A little over 20 years after the release of Trainspotting, the movie still revels in its cult status, and fans are now eagerly awaiting the release of T2 Trainspotting, the sequel that will reunite the original cast with director Danny Boyle. Said to be loosely based on Irvine Welsh's follow-up novel, Porno, T2 picks up with Renton (Ewan McGregor) when he returns to Edinburgh after years spent in Amsterdam.

A previously-released T2 trailer, coupled with a featurette, shows that Renton chose life, quitting heroin and managing to hold down a job. Spud (Ewen Bremner) wasn't quite so lucky though, and despite Renton leaving him half of the money that he stole from Begbie, Spud proved in a second featurette that old habits do indeed die hard, and he has returned to his junkie ways in T2. Another featurette for the sequel has now been released, catching up with Sick Boy (played by Jonny Lee Miller) in the film.

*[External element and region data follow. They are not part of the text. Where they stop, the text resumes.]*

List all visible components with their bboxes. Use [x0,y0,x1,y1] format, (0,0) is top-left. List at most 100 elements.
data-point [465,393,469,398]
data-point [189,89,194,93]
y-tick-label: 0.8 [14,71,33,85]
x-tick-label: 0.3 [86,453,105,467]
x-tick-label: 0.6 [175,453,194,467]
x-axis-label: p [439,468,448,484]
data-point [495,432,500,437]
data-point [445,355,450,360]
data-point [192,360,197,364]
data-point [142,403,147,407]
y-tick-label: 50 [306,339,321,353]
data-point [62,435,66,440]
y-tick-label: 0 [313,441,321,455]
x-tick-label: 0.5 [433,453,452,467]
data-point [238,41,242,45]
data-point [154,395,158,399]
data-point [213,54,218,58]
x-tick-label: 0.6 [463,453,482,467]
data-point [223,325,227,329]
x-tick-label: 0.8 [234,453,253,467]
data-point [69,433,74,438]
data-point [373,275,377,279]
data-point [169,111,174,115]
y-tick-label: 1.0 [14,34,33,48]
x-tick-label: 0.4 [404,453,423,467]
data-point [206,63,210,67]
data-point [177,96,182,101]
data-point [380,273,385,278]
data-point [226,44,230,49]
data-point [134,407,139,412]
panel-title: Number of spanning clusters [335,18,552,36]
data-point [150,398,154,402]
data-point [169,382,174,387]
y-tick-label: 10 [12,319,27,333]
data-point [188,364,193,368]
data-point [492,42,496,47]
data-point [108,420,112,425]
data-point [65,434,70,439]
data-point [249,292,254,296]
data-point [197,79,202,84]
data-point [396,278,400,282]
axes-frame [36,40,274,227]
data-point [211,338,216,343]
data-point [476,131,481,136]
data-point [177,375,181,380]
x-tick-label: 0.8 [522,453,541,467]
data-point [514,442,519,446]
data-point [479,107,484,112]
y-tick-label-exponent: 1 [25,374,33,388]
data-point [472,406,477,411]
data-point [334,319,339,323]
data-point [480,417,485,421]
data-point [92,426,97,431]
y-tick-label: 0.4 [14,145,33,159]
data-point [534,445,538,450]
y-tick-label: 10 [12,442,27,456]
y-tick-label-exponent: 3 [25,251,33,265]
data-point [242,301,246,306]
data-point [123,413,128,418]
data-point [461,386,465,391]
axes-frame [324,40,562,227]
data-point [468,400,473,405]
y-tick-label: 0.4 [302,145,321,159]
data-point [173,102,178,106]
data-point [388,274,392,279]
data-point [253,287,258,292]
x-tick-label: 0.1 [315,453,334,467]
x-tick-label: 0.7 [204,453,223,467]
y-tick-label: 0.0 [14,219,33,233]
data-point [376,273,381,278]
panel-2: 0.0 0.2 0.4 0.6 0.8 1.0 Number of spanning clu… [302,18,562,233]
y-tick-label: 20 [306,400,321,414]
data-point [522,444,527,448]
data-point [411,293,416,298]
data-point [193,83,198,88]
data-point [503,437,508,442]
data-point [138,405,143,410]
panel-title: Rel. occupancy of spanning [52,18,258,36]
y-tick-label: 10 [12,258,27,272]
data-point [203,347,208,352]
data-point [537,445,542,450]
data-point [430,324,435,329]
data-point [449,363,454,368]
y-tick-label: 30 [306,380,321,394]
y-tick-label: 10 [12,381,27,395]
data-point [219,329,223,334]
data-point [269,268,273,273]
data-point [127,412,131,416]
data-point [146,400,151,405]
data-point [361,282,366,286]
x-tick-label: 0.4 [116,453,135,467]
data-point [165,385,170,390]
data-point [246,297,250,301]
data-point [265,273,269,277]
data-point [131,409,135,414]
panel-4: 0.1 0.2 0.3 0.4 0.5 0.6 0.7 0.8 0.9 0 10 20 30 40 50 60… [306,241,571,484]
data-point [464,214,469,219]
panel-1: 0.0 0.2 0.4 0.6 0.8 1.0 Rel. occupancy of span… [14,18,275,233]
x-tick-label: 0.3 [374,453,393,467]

Miller's character was always something of an entrepreneur (well, as much as a heavy drug addict can be) and it seems as though not much has changed in the Trainspotting sequel. He also had very few morals or scruples when it came to making money in the first movie, and as many will recall, it was Sick Boy's suggestion of a dangerous but lucrative heroin deal that landed Begbie in jail. Sick Boy is now back in Edinburgh when T2 picks up, and as Miller puts it "using women for business purposes." This could well be a nod to the porn industry, since in the Porno book Sick Boy asks Renton to loan him money in order that he can make a pornographic movie. With Begbie newly-released from prison, it's only a matter of time until he catches up to Sick Boy, and who knows what will happen then?

T2 Trainspotting - Johnny Lee Miller and Ewan McGregor

The featurette gives Miller a chance to talk more about his character, whom he describes as "a lot darker, a lot sadder." For all the bravado, and indeed for all the comic relief that Sick Boy often brought in Trainspotting, this time around, according to Miller, he's trying to "kid himself that he's winning," which really is quite a sad existence. Miller also mentions how much the "whole shebang" means to him, and how much he enjoys playing Sick Boy. The same can be said for the rest of the cast, who all only agreed to reunite for the Trainspotting sequel if the script was strong enough.

Thankfully, the gang did get back together, and hopefully the result will be worth the lengthy wait. It's only a matter of time now before we get the final four of these featurettes, and that will be Robert Carlyle's unpredictable, crazed Begbie. Whatever will he be like in T2, after twenty years in jail?